Он последний в роду Серого Пса. У него нет имени, только прозвище – Волкодав. У него нет будущего – только месть, к которой он шёл одиннадцать лет. Его род истреблён, в его доме давно поселились чужие. Он спел Песню Смерти, ведь дальше незачем жить. Но солнце почему-то продолжает светить, и зеленеет лес, и несёт воды река, и чьи-то руки тянутся вслед, и шепчут слабые голоса: «Не бросай нас, Волкодав»… Роман о Волкодаве, последнем воине из рода Серого Пса, впервые напечатанный в 1995 году и завоевавший любовь миллионов читателей, – бесспорно, одна из лучших приключенческих книг в современной российской литературе. Вслед за первой книгой были опубликованы «Волкодав. Право на поединок», «Волкодав.

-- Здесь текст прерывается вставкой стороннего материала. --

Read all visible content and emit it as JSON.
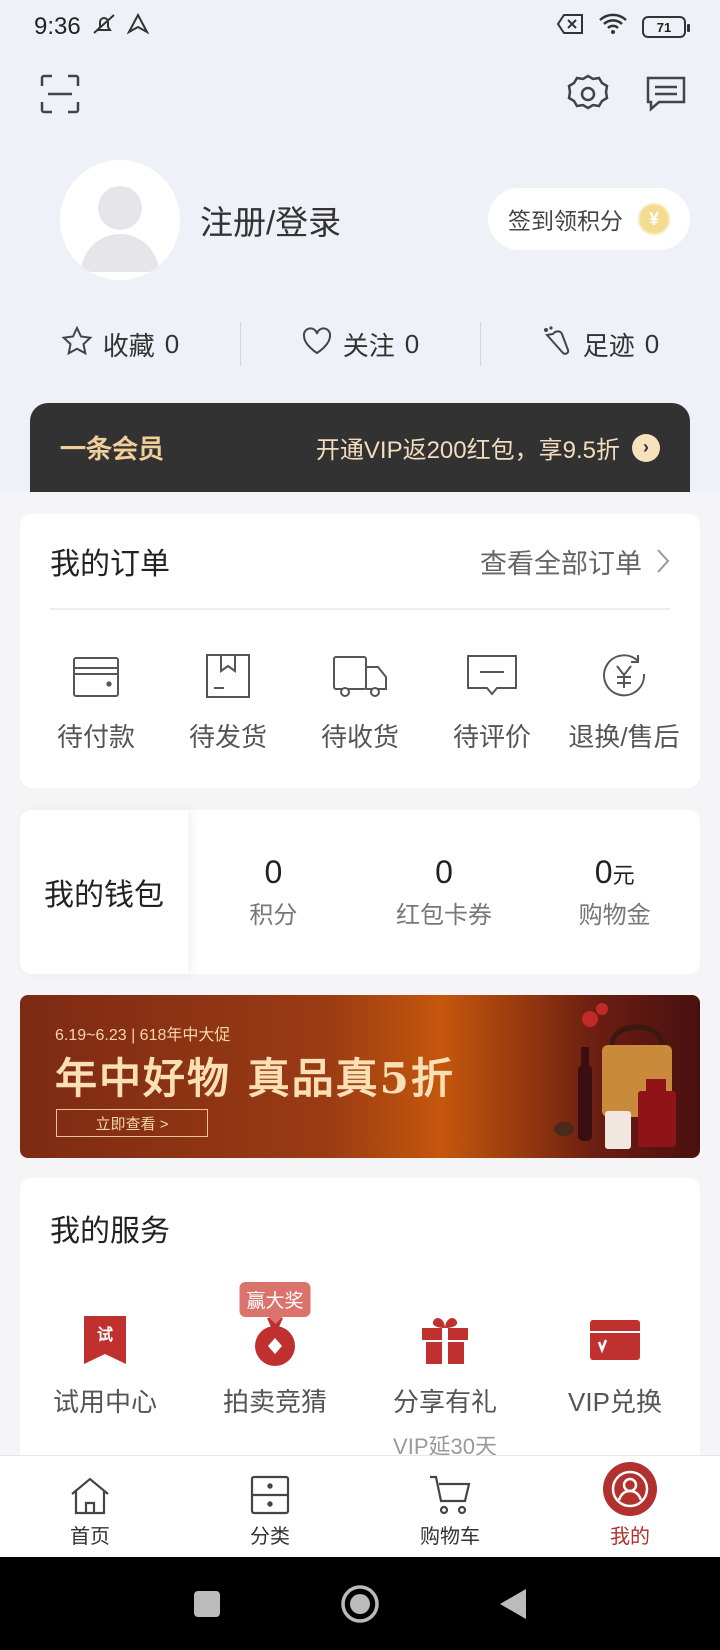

Истовик-камень» и дилогия «Звёздный меч», состоящая из романов «Знамение пути» и «Самоцветные горы». Продолжением «Истовика-камня» стал новый роман М. Семёновой – «Волкодав. Мир по дороге». По мотивам романов М. Семёновой о легендарном герое сняты фильм «Волкодав из рода Серых Псов» и телесериал «Молодой Волкодав», а также создано несколько компьютерных игр. Герои Семёновой давно обрели самостоятельную жизнь в произведениях других авторов, объединённых в особую вселенную – «Мир Волкодава».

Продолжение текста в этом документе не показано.